Dağlıca ve Iğdır’dan gelen şehit haberlerinden sonra “Geleneksel Kürt Vurma Şenliği” gibi bir parodi halinde yaşanan son olaylar, bu linç mekaniğinin, bu güzide topraklardaki yerinin hala sağlam olduğunu gösterdi. Taşranın yağız delikanlılarının “Şehitler Ölmez, Vatan Bölünmez” diye bağırarak saldırdıkları yüzlerce HDP binasından sonra ve sırasında bu ülkenin yurttaşlarına yönelmeleri ve onlara mazide kaldığı zannedilen “Madımak” katliamını hatırlatmalarına ne demeli? Evet, Madımak... Sivas’tan çok uzakta ve çok çocuk gözlerle izlediğim bu katliamı, aradan geçen onca yıla rağmen bir tehdit olarak kullanılması bile linç kültürünün getirdiği hafızayı ve hatıraları göstermesi bakımından “kör göze parmak” denecek kadar manidar.

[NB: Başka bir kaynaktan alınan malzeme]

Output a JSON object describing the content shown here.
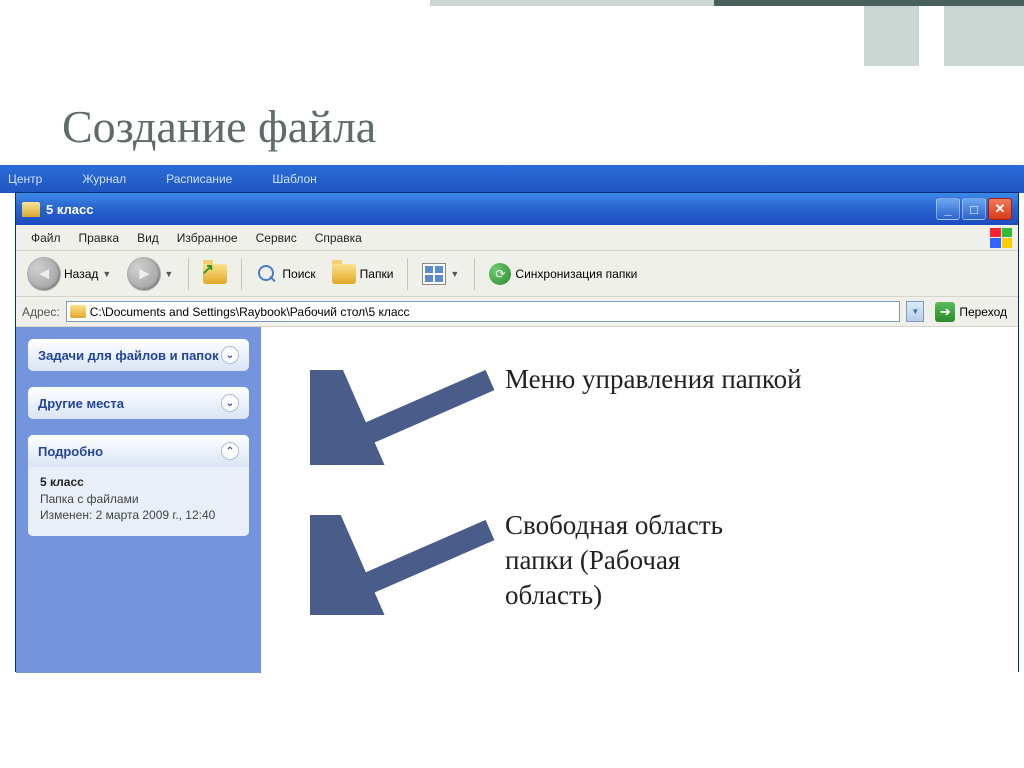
{
  "slide": {
    "title": "Создание файла"
  },
  "bg_titlebar": {
    "items": [
      "Центр",
      "Журнал",
      "Расписание",
      "Шаблон"
    ]
  },
  "window": {
    "title": "5 класс",
    "min": "_",
    "max": "□",
    "close": "✕"
  },
  "menu": {
    "items": [
      "Файл",
      "Правка",
      "Вид",
      "Избранное",
      "Сервис",
      "Справка"
    ]
  },
  "toolbar": {
    "back": "Назад",
    "search": "Поиск",
    "folders": "Папки",
    "sync": "Синхронизация папки"
  },
  "address": {
    "label": "Адрес:",
    "path": "C:\\Documents and Settings\\Raybook\\Рабочий стол\\5 класс",
    "go": "Переход"
  },
  "sidebar": {
    "tasks": {
      "title": "Задачи для файлов и папок"
    },
    "places": {
      "title": "Другие места"
    },
    "details": {
      "title": "Подробно",
      "name": "5 класс",
      "type": "Папка с файлами",
      "modified": "Изменен: 2 марта 2009 г., 12:40"
    }
  },
  "annotations": {
    "menu": "Меню управления папкой",
    "workarea_l1": "Свободная область",
    "workarea_l2": "папки (Рабочая",
    "workarea_l3": "область)"
  }
}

Bu nedenle eline bayrağı alıp onu bu ülkenin eşit ve özgür yurttaşlarına karşı bir silah olarak kullanmaya kalkışanların sadece milli ve manevi duyguları kabarık “hassas vatandaşlar” olarak kabul edilmesini, birilerinin hassasiyetlerinin başka birilerinin cehennemine dönüşmesini reddeden bir üslup, söylem ve politika talebimiz var. Bu nedenle ortalığın karıştığı ya da karıştırıldığı her dönemde bizi evde oturup çay içmeye davet eden, etliye sütlüye karışmamamız ve dahası siyasete bulaşmamamız gerektiğini söyleyen geleneksel kültürümüzle hesaplaşmaya ihtiyacımız var. Ve bu nedenle, sıradaki yangının bizim evimizde çıkmaması için, hiç kimsesinin evinin yakılmayacağının garanti altına alındığı bir ülke hayal etmeye hakkımız var.

Çünkü seni sokan yılan, biliyorum, bir gün beni de sokacak!